Friday, September 16, 2011

Software measurement dilema

Implementing measurements in software engineering is a great challenge. Every other manager wants to have clearly defined measurements to make sure there is visibility while the engineering or rather the geeks completely rule out the possibility of the practical application of measurements.

At the two extremes both have their points, the pro measurement group quotes that building software is a business hence needs visibility and measurements. They would tell you that start by measuring with whatever you can measure and eventually we would learn and will be refine it and would help us in making better decisions in future.

They would also tell you that measurements are used, only to help. track the status, measure productivity and not intended to point fingers or fire people.

While on the other hand, geeks stay at another end and say, software development is almost writing poetry hence cannot be measured quantitatively but should be measured qualitatively.

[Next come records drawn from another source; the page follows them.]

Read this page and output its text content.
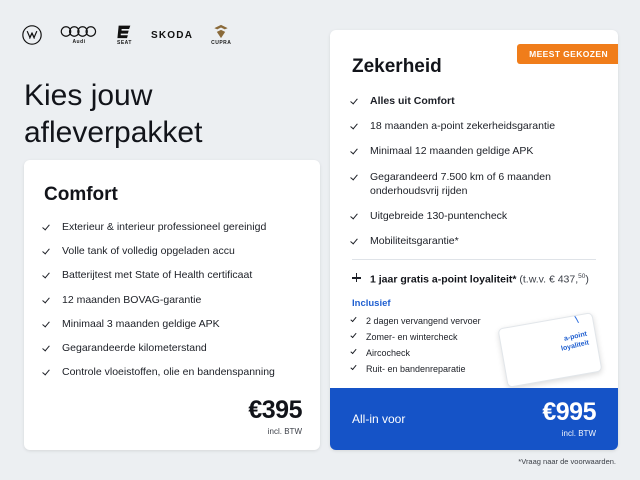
Audi	SEAT
SKODA
CUPRA
Kies jouw afleverpakket
Comfort
Exterieur & interieur professioneel gereinigd
Volle tank of volledig opgeladen accu
Batterijtest met State of Health certificaat
12 maanden BOVAG-garantie
Minimaal 3 maanden geldige APK
Gegarandeerde kilometerstand
Controle vloeistoffen, olie en bandenspanning
€395
incl. BTW
MEEST GEKOZEN
Zekerheid
Alles uit Comfort
18 maanden a-point zekerheidsgarantie
Minimaal 12 maanden geldige APK
Gegarandeerd 7.500 km of 6 maanden onderhoudsvrij rijden
Uitgebreide 130-puntencheck
Mobiliteitsgarantie*
1 jaar gratis a-point loyaliteit* (t.w.v. € 437,50)
Inclusief
2 dagen vervangend vervoer
Zomer- en wintercheck
Aircocheck
Ruit- en bandenreparatie
a-point
loyaliteit
All-in voor	€995
incl. BTW
*Vraag naar de voorwaarden.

They would make mockery of the measurements like lines of code, by saying that its the biggest joke, they would tell you that this measurement discourages efficient code writing. The more code write doesn't mean that you are writing it well.

There was this classic case in which, I came across where people were measured on the number of tester approved releases made, this measurement had paved the way for a culture where developers and testers acted in concert to make releases frequently as possible, at times even a dozen releases within a fortnight, at times even the smallest bug fix is fixed and sent out as a release.

While the two parties stay at two extremes, we need to keep in mind that we need to have some indicators while rationally picking the measurements and most importantly know to interpret it without blindly using it.

Anyone who wants to design a measurement system should remember that unless done carefully it leads to sub optimization and remember the golden saying
" What you measure is what you get " if you measure lines you get more lines, if you measure bugs you get more bugs, if you measure the overall contribution to the success of the project you get more people contributing to the over all success. Just some food for thought.